Going back to your comment about debt to earnings for certain programs, how do you balance the problem of student debt against the social value of broad liberal arts education?
M Q continued: I wonder specifically about arts and humanities programs that whose graduates often reach income potential much later than their peers in other discipline areas.
How can we move away from the credit hour model? What can we do to help educate and motivate the new ED secretary to restart pilots of CBE pathways?
I remain concerned that SNHU has (seemingly) given up on the value of lifelong networking. I also don’t hear much about opening minds and lifelong learning in CBE.
If we see such dramatic increases in student success and outcome if we present flexible learning models, how do we transition more towards flexible education loops with just-in-time learning?
If you could change one federal policy / law surrounding education what would it be?
I have a toddler. What do you think higher ed will look like when he’s ready for college?
The full recording is now on YouTube, and embedded here:
PS: the Forum’s new site is live and growing.
Great stuff, I caught as much of it as I could. I appreciated his comment to the effect that they’re not Harvard, not trying to be, and if you can go to Harvard then do it, but SNHU is there to serve the 60% of people who can’t scrape up $400 in an emergency.
Steve, why are working families investing in higher if they can’t scrape up $400? It sounds like a big gamble.
As a long time researcher in the “virtual university” movement this session should be part of all higher ed strategic planning sessions. Arizona Global and UMASS/Chapman
alliances are major events in the movement.
Emeritus Professor Chuck Morrissey, Pepperdine University
By Arizona Global you mean Ashford University?

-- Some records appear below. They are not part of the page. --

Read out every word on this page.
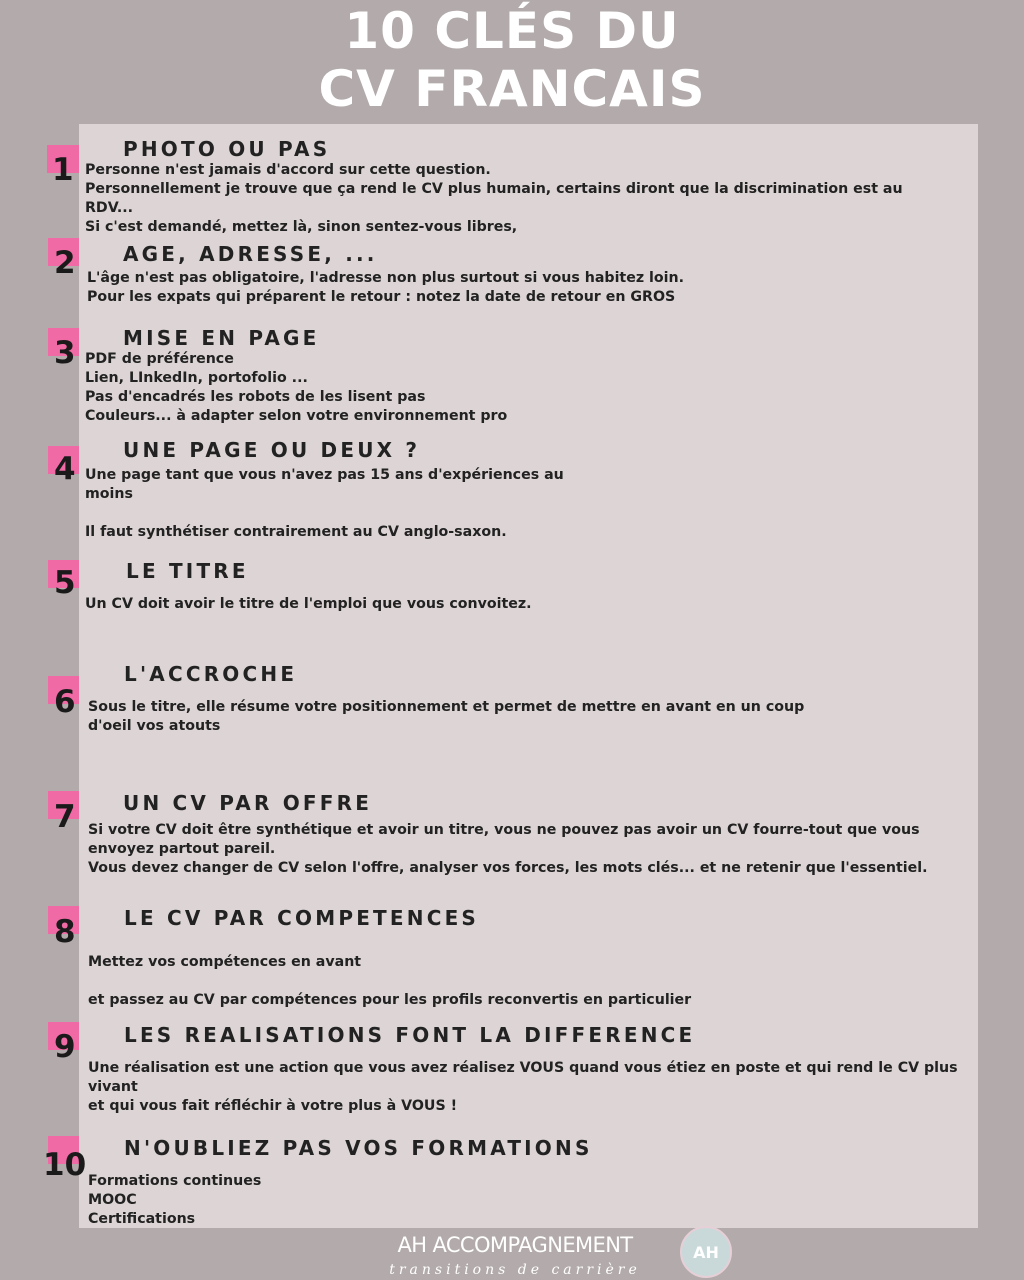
10 CLÉS DU
CV FRANCAIS
1
PHOTO OU PAS
Personne n'est jamais d'accord sur cette question.
Personnellement je trouve que ça rend le CV plus humain, certains diront que la discrimination est au
RDV...
Si c'est demandé, mettez là, sinon sentez-vous libres,
2 AGE, ADRESSE, ...
L'âge n'est pas obligatoire, l'adresse non plus surtout si vous habitez loin.
Pour les expats qui préparent le retour : notez la date de retour en GROS
3 MISE EN PAGE
PDF de préférence
Lien, LInkedIn, portofolio ...
Pas d'encadrés les robots de les lisent pas
Couleurs... à adapter selon votre environnement pro
4
UNE PAGE OU DEUX ?
Une page tant que vous n'avez pas 15 ans d'expériences au
moins
Il faut synthétiser contrairement au CV anglo-saxon.
5	LE TITRE
Un CV doit avoir le titre de l'emploi que vous convoitez.
6
L'ACCROCHE
Sous le titre, elle résume votre positionnement et permet de mettre en avant en un coup
d'oeil vos atouts
7 UN CV PAR OFFRE
Si votre CV doit être synthétique et avoir un titre, vous ne pouvez pas avoir un CV fourre-tout que vous
envoyez partout pareil.
Vous devez changer de CV selon l'offre, analyser vos forces, les mots clés... et ne retenir que l'essentiel.
8 LE CV PAR COMPETENCES
Mettez vos compétences en avant
et passez au CV par compétences pour les profils reconvertis en particulier
9 LES REALISATIONS FONT LA DIFFERENCE
Une réalisation est une action que vous avez réalisez VOUS quand vous étiez en poste et qui rend le CV plus
vivant
et qui vous fait réfléchir à votre plus à VOUS !
10 N'OUBLIEZ PAS VOS FORMATIONS
Formations continues
MOOC
Certifications
AH ACCOMPAGNEMENT
transitions de carrière
AH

https://collegescorecard.ed.gov/school/?154022-Ashford-University
SNHU and other mega-universities are a small but significant part of the problem facing the growing US educated underclass.
https://higheredinquirer.blogspot.com/
Just FYI: The blog you hyperlinked to is private / restricted.
Can anyone direct me to a body of work that investigates accountability issues in competency-based education? Can anyone explain (with sufficient detail and examples) what competency-based education is, and explain why it is called “education” when it appears to be (merely) credentialing?